Nous sommes venus la délivrer.
Les deux fonctionnaires
se regardent.
- Que voulez-vous
dire ?
- Peu importe. Je
me propose de racheter les maisons du quartier. Je ne discuterai pas leur prix.
Je les rénoverai entièrement et il y aura du travail pour tout le monde.
Faites-le savoir dans la ville.
- Mme Maïté ?
- Oui, oui… Tout va
bien, tout est bien pour moi, ils sont très gentils… Ils connaissent le
petit-fils de Maurice Desmaisons, ajoute Maïté d’une voix chantante, en faisant
un petit geste d’apaisement.
- En ce qui
concerne le mur, je vous laisse poursuivre avec mon équipe juridique. Elle nous
aidera à trouver une solution, conclut Floozman en retournant dans la maison
avec Maïté.
- Et maintenant, il
faut marier quelqu’un ! Lui dit-il en fermant la porte.
***
La Rolls s’arrête devant
la grille de la maison de retraite. Floozman et Maïté en descendent, suivis de
deux Floozboys. Floozman se penche pour débloquer le portillon et prend place
près d’une fontaine silencieuse au centre de la cour. La journée pourrait être
belle et quelques vieillards prennent le soleil.
-Vive la mariée !
s’écrie Floozman… Oui, vive les mariés et vive le mariage ! Il n’y a pas
de plus belle fête. Tout ce vers quoi nous tendons se manifeste dans la
célébration du mariage. C’est pourquoi je vous convie tous à boire à la coupe
de l’amour ! Vous serez tous invités! Vous serez tous invités aux noces
éternelles !
- …
- Maintenant, avec
la permission de la direction, ces garçons de piste vont vous remettre un
million de millions de dollars chacun, sans contrepartie, et vous offrir leurs
services pour vous préparer à la fête. N’hésitez pas à leur dire tout ce qui
pourrait vous faire défaut, tout ce qui pourrait ternir votre joie.
- Mais, quel
mariage ? Demande une dame. Qui se marie ?
- Je ne peux plus
marcher, encore moins danser ! dit un petit être livide et asexué.
- Ma petite-fille
aussi va se fiancer, je crois… dit un homme aveugle.
- Mesdames,
Messieurs… Je vous en prie, reprend Floozman, laissez l’idée faire son chemin.

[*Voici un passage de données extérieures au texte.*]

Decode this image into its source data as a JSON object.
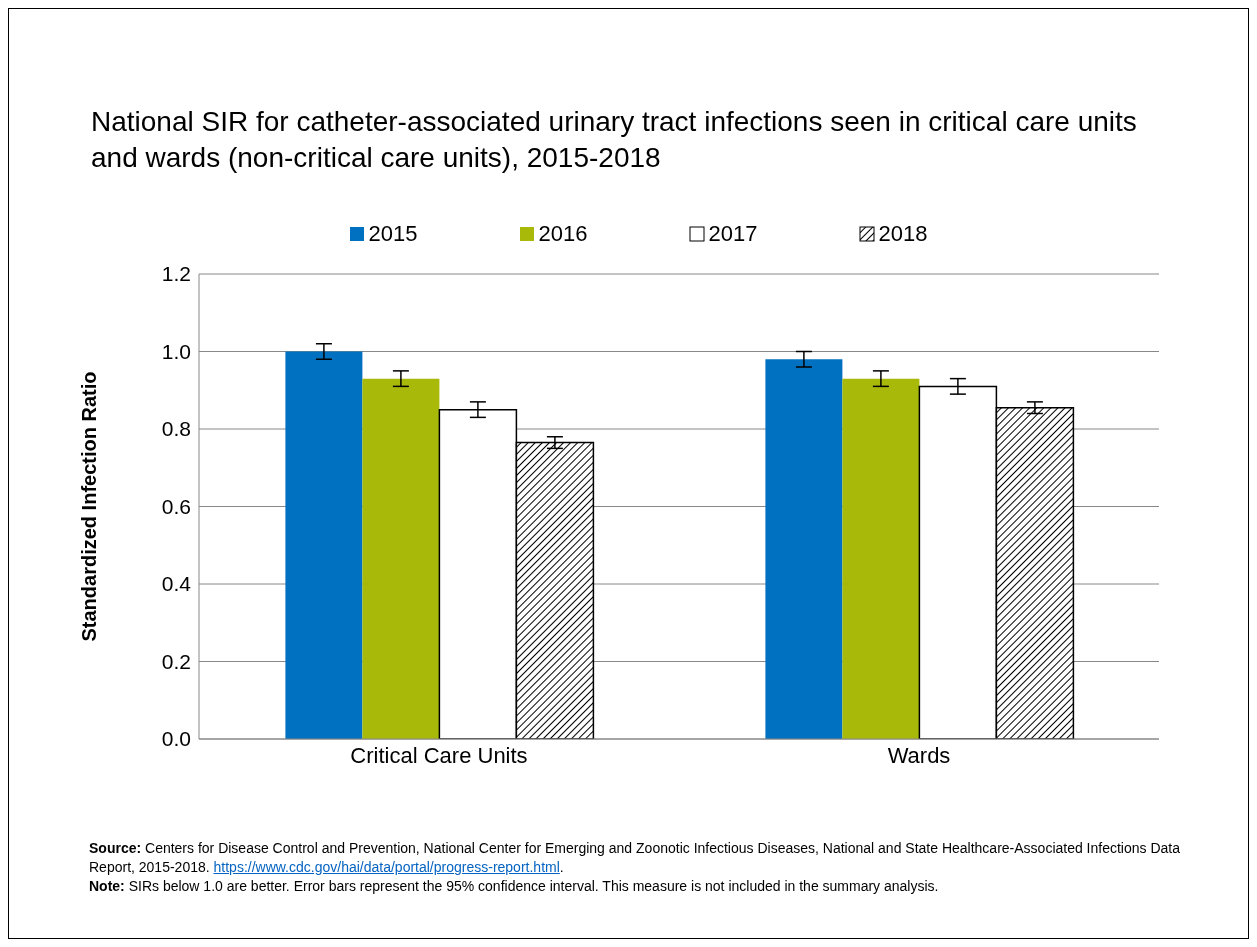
{
  "chart_data": {
    "type": "bar",
    "title": "National SIR for catheter-associated urinary tract infections seen in critical care units and wards (non-critical care units), 2015-2018",
    "ylabel": "Standardized Infection Ratio",
    "categories": [
      "Critical Care Units",
      "Wards"
    ],
    "series": [
      {
        "name": "2015",
        "color": "#0070c0",
        "values": [
          1.0,
          0.98
        ],
        "errors": [
          0.02,
          0.02
        ]
      },
      {
        "name": "2016",
        "color": "#a9b90a",
        "values": [
          0.93,
          0.93
        ],
        "errors": [
          0.02,
          0.02
        ]
      },
      {
        "name": "2017",
        "color": "#ffffff",
        "values": [
          0.85,
          0.91
        ],
        "errors": [
          0.02,
          0.02
        ]
      },
      {
        "name": "2018",
        "color": "#000000",
        "values": [
          0.765,
          0.855
        ],
        "errors": [
          0.015,
          0.015
        ]
      }
    ],
    "ylim": [
      0,
      1.2
    ],
    "yticks": [
      {
        "value": 0,
        "label": "0.0"
      },
      {
        "value": 0.2,
        "label": "0.2"
      },
      {
        "value": 0.4,
        "label": "0.4"
      },
      {
        "value": 0.6,
        "label": "0.6"
      },
      {
        "value": 0.8,
        "label": "0.8"
      },
      {
        "value": 1,
        "label": "1.0"
      },
      {
        "value": 1.2,
        "label": "1.2"
      }
    ],
    "grid": "y",
    "legend": "top",
    "annotations": [
      "Source: Centers for Disease Control and Prevention, National Center for Emerging and Zoonotic Infectious Diseases, National and State Healthcare-Associated Infections Data Report, 2015-2018. https://www.cdc.gov/hai/data/portal/progress-report.html.",
      "Note: SIRs below 1.0 are better. Error bars represent the 95% confidence interval. This measure is not included in the summary analysis."
    ]
  }
}
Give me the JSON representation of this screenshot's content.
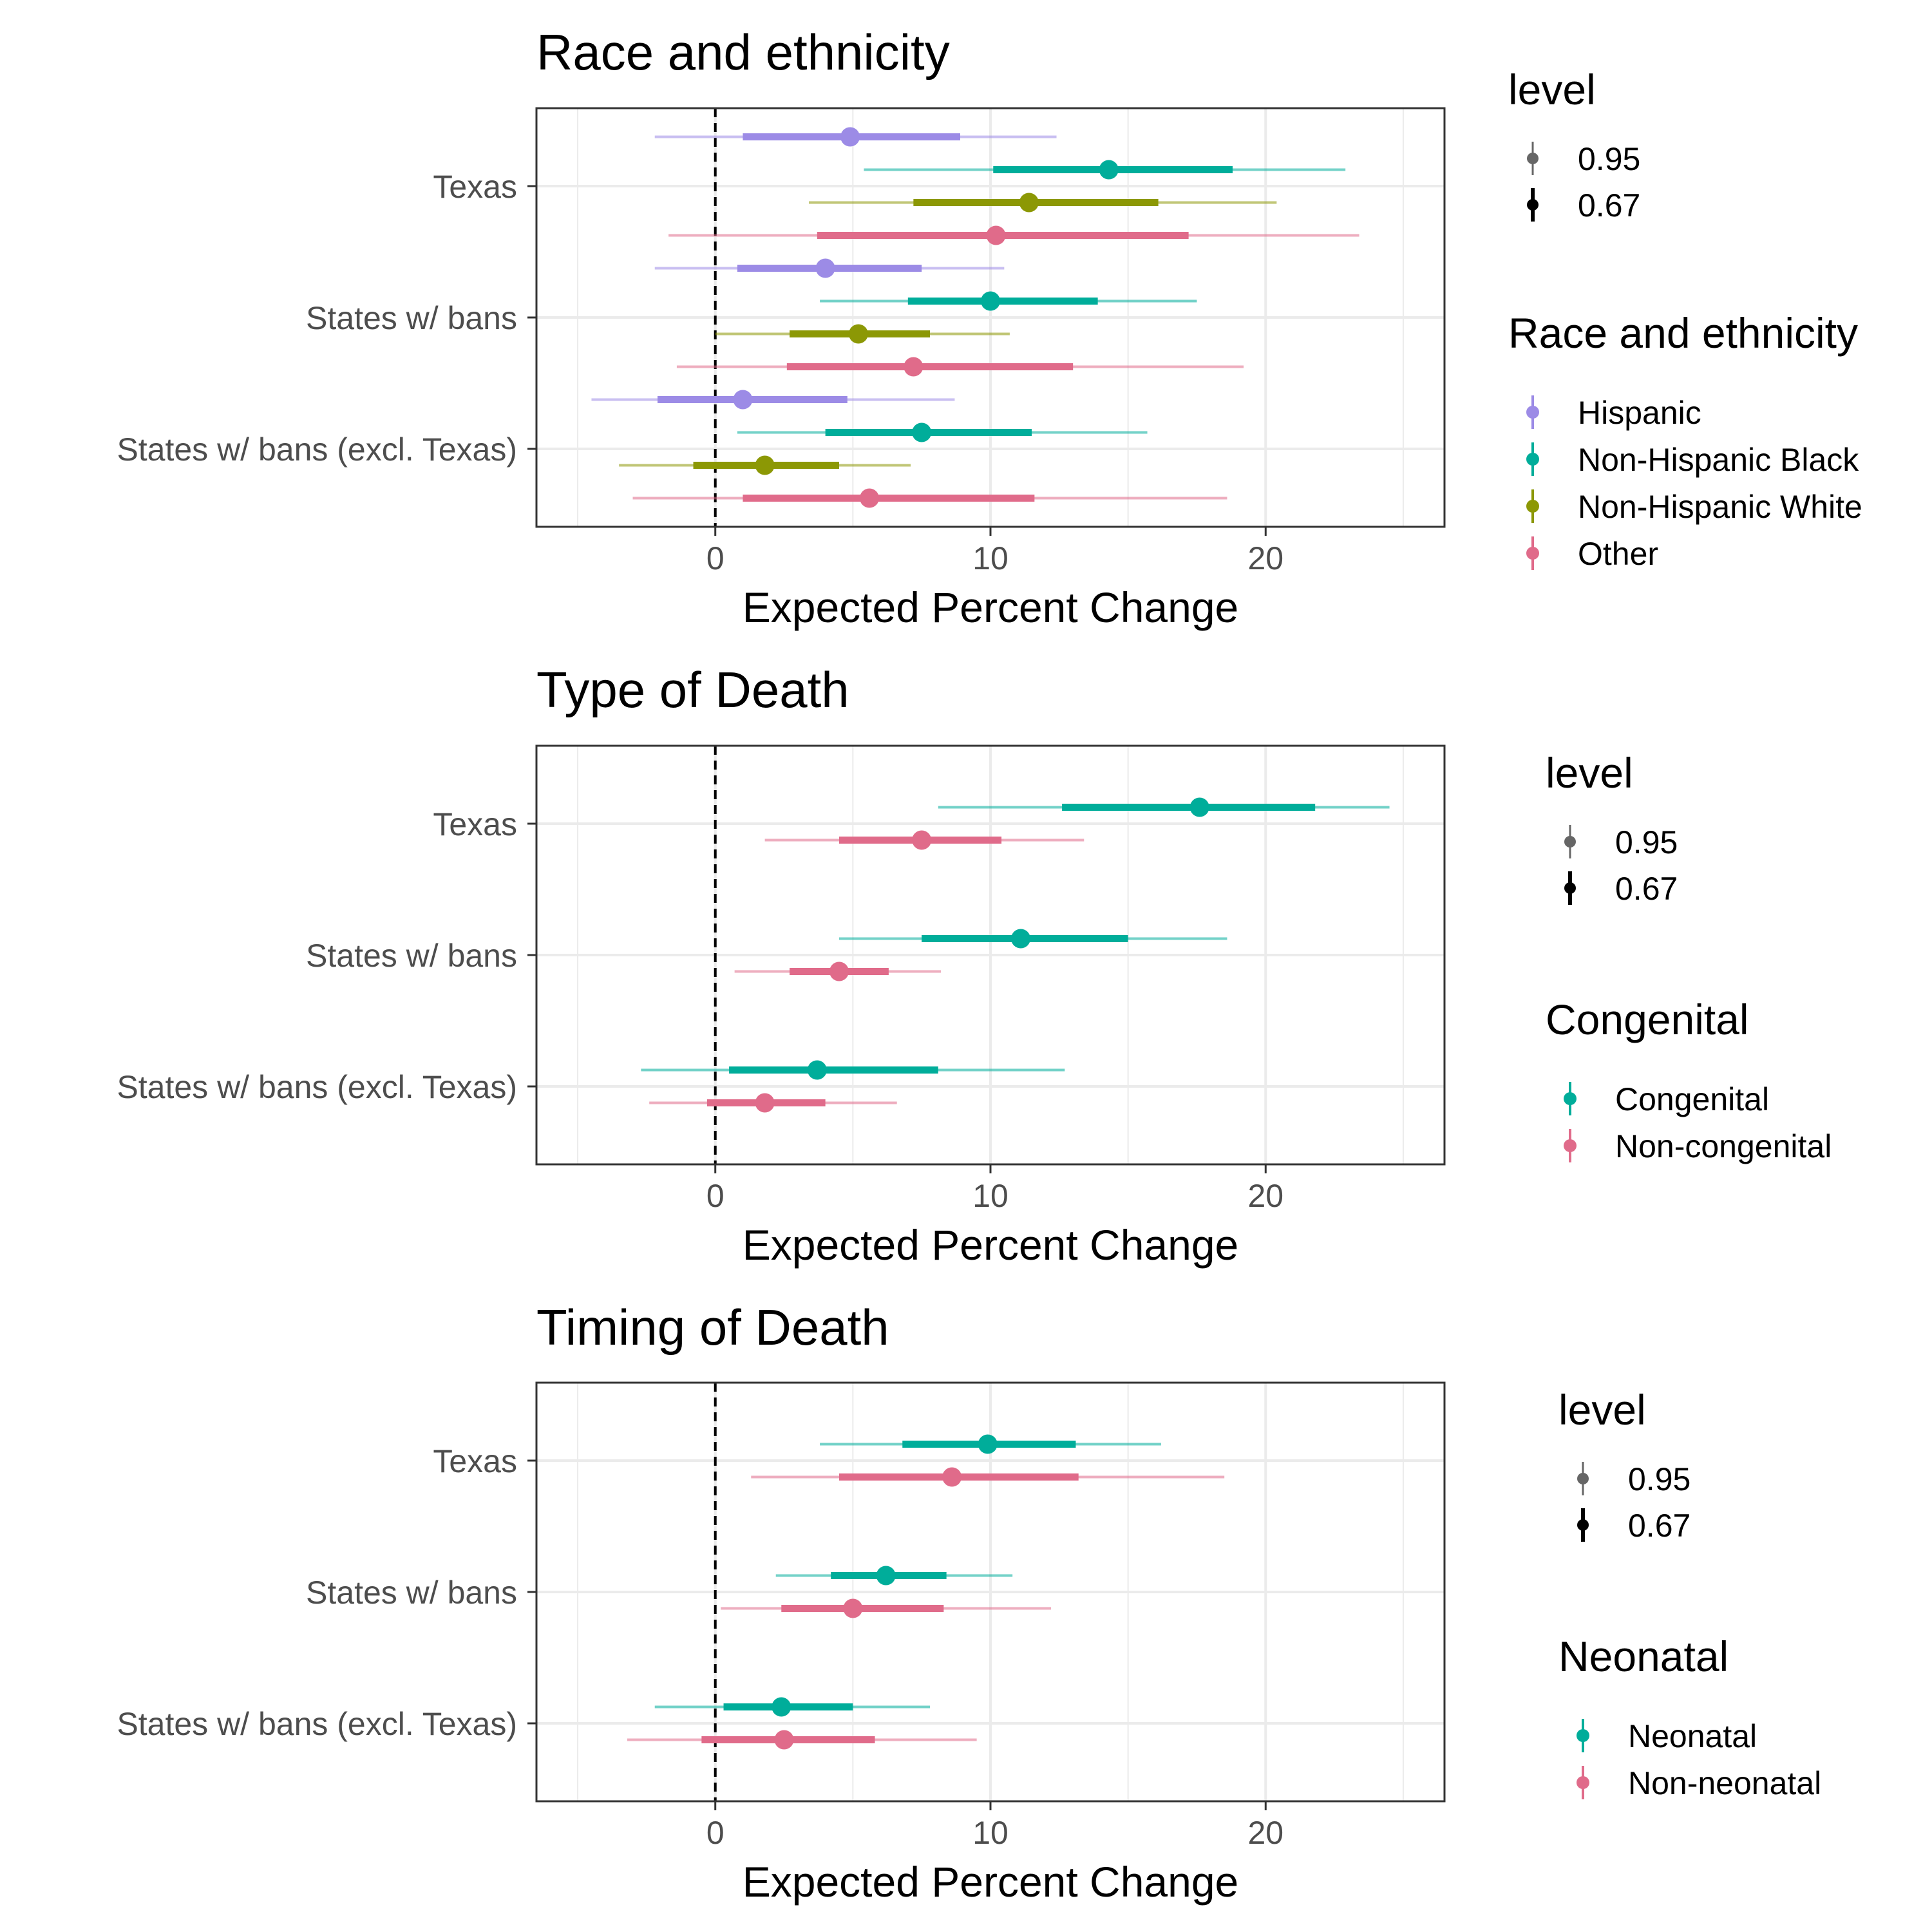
{
  "chart_data": [
    {
      "type": "pointrange",
      "title": "Race and ethnicity",
      "xlabel": "Expected Percent Change",
      "xlim": [
        -6.5,
        26.5
      ],
      "xticks": [
        0,
        10,
        20
      ],
      "xtick_labels": [
        "0",
        "10",
        "20"
      ],
      "reference_line_x": 0,
      "categories": [
        "Texas",
        "States w/ bans",
        "States w/ bans (excl. Texas)"
      ],
      "legend": {
        "level_title": "level",
        "levels": [
          "0.95",
          "0.67"
        ],
        "group_title": "Race and ethnicity",
        "groups": [
          {
            "name": "Hispanic",
            "color": "#9c8be6"
          },
          {
            "name": "Non-Hispanic Black",
            "color": "#00ad9a"
          },
          {
            "name": "Non-Hispanic White",
            "color": "#8c9805"
          },
          {
            "name": "Other",
            "color": "#e06b8a"
          }
        ]
      },
      "series": [
        {
          "name": "Hispanic",
          "color": "#9c8be6",
          "points": [
            {
              "category": "Texas",
              "estimate": 4.9,
              "ci95": [
                -2.2,
                12.4
              ],
              "ci67": [
                1.0,
                8.9
              ]
            },
            {
              "category": "States w/ bans",
              "estimate": 4.0,
              "ci95": [
                -2.2,
                10.5
              ],
              "ci67": [
                0.8,
                7.5
              ]
            },
            {
              "category": "States w/ bans (excl. Texas)",
              "estimate": 1.0,
              "ci95": [
                -4.5,
                8.7
              ],
              "ci67": [
                -2.1,
                4.8
              ]
            }
          ]
        },
        {
          "name": "Non-Hispanic Black",
          "color": "#00ad9a",
          "points": [
            {
              "category": "Texas",
              "estimate": 14.3,
              "ci95": [
                5.4,
                22.9
              ],
              "ci67": [
                10.1,
                18.8
              ]
            },
            {
              "category": "States w/ bans",
              "estimate": 10.0,
              "ci95": [
                3.8,
                17.5
              ],
              "ci67": [
                7.0,
                13.9
              ]
            },
            {
              "category": "States w/ bans (excl. Texas)",
              "estimate": 7.5,
              "ci95": [
                0.8,
                15.7
              ],
              "ci67": [
                4.0,
                11.5
              ]
            }
          ]
        },
        {
          "name": "Non-Hispanic White",
          "color": "#8c9805",
          "points": [
            {
              "category": "Texas",
              "estimate": 11.4,
              "ci95": [
                3.4,
                20.4
              ],
              "ci67": [
                7.2,
                16.1
              ]
            },
            {
              "category": "States w/ bans",
              "estimate": 5.2,
              "ci95": [
                0.0,
                10.7
              ],
              "ci67": [
                2.7,
                7.8
              ]
            },
            {
              "category": "States w/ bans (excl. Texas)",
              "estimate": 1.8,
              "ci95": [
                -3.5,
                7.1
              ],
              "ci67": [
                -0.8,
                4.5
              ]
            }
          ]
        },
        {
          "name": "Other",
          "color": "#e06b8a",
          "points": [
            {
              "category": "Texas",
              "estimate": 10.2,
              "ci95": [
                -1.7,
                23.4
              ],
              "ci67": [
                3.7,
                17.2
              ]
            },
            {
              "category": "States w/ bans",
              "estimate": 7.2,
              "ci95": [
                -1.4,
                19.2
              ],
              "ci67": [
                2.6,
                13.0
              ]
            },
            {
              "category": "States w/ bans (excl. Texas)",
              "estimate": 5.6,
              "ci95": [
                -3.0,
                18.6
              ],
              "ci67": [
                1.0,
                11.6
              ]
            }
          ]
        }
      ]
    },
    {
      "type": "pointrange",
      "title": "Type of Death",
      "xlabel": "Expected Percent Change",
      "xlim": [
        -6.5,
        26.5
      ],
      "xticks": [
        0,
        10,
        20
      ],
      "xtick_labels": [
        "0",
        "10",
        "20"
      ],
      "reference_line_x": 0,
      "categories": [
        "Texas",
        "States w/ bans",
        "States w/ bans (excl. Texas)"
      ],
      "legend": {
        "level_title": "level",
        "levels": [
          "0.95",
          "0.67"
        ],
        "group_title": "Congenital",
        "groups": [
          {
            "name": "Congenital",
            "color": "#00ad9a"
          },
          {
            "name": "Non-congenital",
            "color": "#e06b8a"
          }
        ]
      },
      "series": [
        {
          "name": "Congenital",
          "color": "#00ad9a",
          "points": [
            {
              "category": "Texas",
              "estimate": 17.6,
              "ci95": [
                8.1,
                24.5
              ],
              "ci67": [
                12.6,
                21.8
              ]
            },
            {
              "category": "States w/ bans",
              "estimate": 11.1,
              "ci95": [
                4.5,
                18.6
              ],
              "ci67": [
                7.5,
                15.0
              ]
            },
            {
              "category": "States w/ bans (excl. Texas)",
              "estimate": 3.7,
              "ci95": [
                -2.7,
                12.7
              ],
              "ci67": [
                0.5,
                8.1
              ]
            }
          ]
        },
        {
          "name": "Non-congenital",
          "color": "#e06b8a",
          "points": [
            {
              "category": "Texas",
              "estimate": 7.5,
              "ci95": [
                1.8,
                13.4
              ],
              "ci67": [
                4.5,
                10.4
              ]
            },
            {
              "category": "States w/ bans",
              "estimate": 4.5,
              "ci95": [
                0.7,
                8.2
              ],
              "ci67": [
                2.7,
                6.3
              ]
            },
            {
              "category": "States w/ bans (excl. Texas)",
              "estimate": 1.8,
              "ci95": [
                -2.4,
                6.6
              ],
              "ci67": [
                -0.3,
                4.0
              ]
            }
          ]
        }
      ]
    },
    {
      "type": "pointrange",
      "title": "Timing of Death",
      "xlabel": "Expected Percent Change",
      "xlim": [
        -6.5,
        26.5
      ],
      "xticks": [
        0,
        10,
        20
      ],
      "xtick_labels": [
        "0",
        "10",
        "20"
      ],
      "reference_line_x": 0,
      "categories": [
        "Texas",
        "States w/ bans",
        "States w/ bans (excl. Texas)"
      ],
      "legend": {
        "level_title": "level",
        "levels": [
          "0.95",
          "0.67"
        ],
        "group_title": "Neonatal",
        "groups": [
          {
            "name": "Neonatal",
            "color": "#00ad9a"
          },
          {
            "name": "Non-neonatal",
            "color": "#e06b8a"
          }
        ]
      },
      "series": [
        {
          "name": "Neonatal",
          "color": "#00ad9a",
          "points": [
            {
              "category": "Texas",
              "estimate": 9.9,
              "ci95": [
                3.8,
                16.2
              ],
              "ci67": [
                6.8,
                13.1
              ]
            },
            {
              "category": "States w/ bans",
              "estimate": 6.2,
              "ci95": [
                2.2,
                10.8
              ],
              "ci67": [
                4.2,
                8.4
              ]
            },
            {
              "category": "States w/ bans (excl. Texas)",
              "estimate": 2.4,
              "ci95": [
                -2.2,
                7.8
              ],
              "ci67": [
                0.3,
                5.0
              ]
            }
          ]
        },
        {
          "name": "Non-neonatal",
          "color": "#e06b8a",
          "points": [
            {
              "category": "Texas",
              "estimate": 8.6,
              "ci95": [
                1.3,
                18.5
              ],
              "ci67": [
                4.5,
                13.2
              ]
            },
            {
              "category": "States w/ bans",
              "estimate": 5.0,
              "ci95": [
                0.2,
                12.2
              ],
              "ci67": [
                2.4,
                8.3
              ]
            },
            {
              "category": "States w/ bans (excl. Texas)",
              "estimate": 2.5,
              "ci95": [
                -3.2,
                9.5
              ],
              "ci67": [
                -0.5,
                5.8
              ]
            }
          ]
        }
      ]
    }
  ]
}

Laissez l’évènement se déployer et voler au-devant de nous vers l’avenir… Venez
dès que vous serez prêts.
À cet instant, un couple
d’adolescents en motocyclette passe dans la rue. Le garçon est penché sur le
guidon, tendu vers une idée de vitesse. La fille se tient gauchement plaquée
sur son dos, ses talons sales et dorés dangereusement pointés vers l’intérieur
de la roue. C’est une apparition chargée d’énergie, nimbée de rêves fuligineux.
- Nous pourrions
marier ces deux-là, propose Floozman.
- Ils sont beaucoup
trop jeunes dit la petite vieille, laissez-les donc vivre un peu. Ils ne
resteront pas ensemble et ils le savent bien.
- De toutes
manières, ils finiront par mourir répond Floozman. Et peut-être sont-ils déjà
morts et se sont-ils retrouvés…Leurs âmes sont peut-être plus vieilles et
rassises que les nôtres…
- Ce n’est pas une
bonne idée. L’interrompt un Floozboy, visiblement irrité.
La mobylette se fait de
nouveau entendre puis son moteur s’arrête, tout près. Les deux enfants
pénètrent dans le jardin côte à côte, le casque à la main. La fille s’adresse à
Floozman :
- Monsieur, nous
avons entendu parler de vous. Je ne sais pas comment vous le demander, mais il
faut nous aider…nous devons quitter la ville.
- Comment vous
appelez-vous ? Et que se passe-t-il ? Asseyez-vous et prenez le thé
avec nous. Nous allons vous donner un million de millions de dollars.
- Je m’appelle
Quitteria et lui c’est Basile.
- Vous êtes
Espagnols ?
- Nos ancêtres sont
de la Manche. Ecoutez. Basile s’est évadé de la maison de redressement ce
matin. Il m’a dit : il faut partir tout de suite. Il ne faisait pas encore
jour…Mes parents ne veulent pas que je le voie, mais nous nous aimons. Si nous
restons ici, ils nous rattraperont. Ils nous sépareront et nous ne nous
retrouverons plus jamais. .
- Non, non. Dit
Floozman en souriant. Prenez ce million de millions et roulez sans dormir
jusqu’au Rio Grande, jusqu’à la côte. Prenez des cargos, des avions. Passez des
cols. Prenez des drogues. Réveillez-vous dans la cité faite de lumières.
- Merci. Mais on va
se faire serrer, interrompt Basile. Nous ferions mieux de nous cacher pendant
un moment.
- Prenons-les dans
l’équipe, au moins pendant le mariage. Nous allons les maquiller, propose un
Floozboy.
- Ouais !
Reprennent les autres Floozboys en commençant une danse.
- Prenez-les dans
l’équipe ! Crie une petite vieille en écho.
- Prenons-les dans
l’équipe ! dit Floozman. Le mariage aura lieu ce soir ! Allez porter
la bonne nouvelle au Café du Centre et dans le marché pendant que j’informe Mme
Maïté.
***
Floozman retourne dans
la constante pénombre du petit salon où se tient Maïté. Des mèches de cheveux
blanc-bleu décolorés émergent des fauteuils crapaud qui lui tournent le dos.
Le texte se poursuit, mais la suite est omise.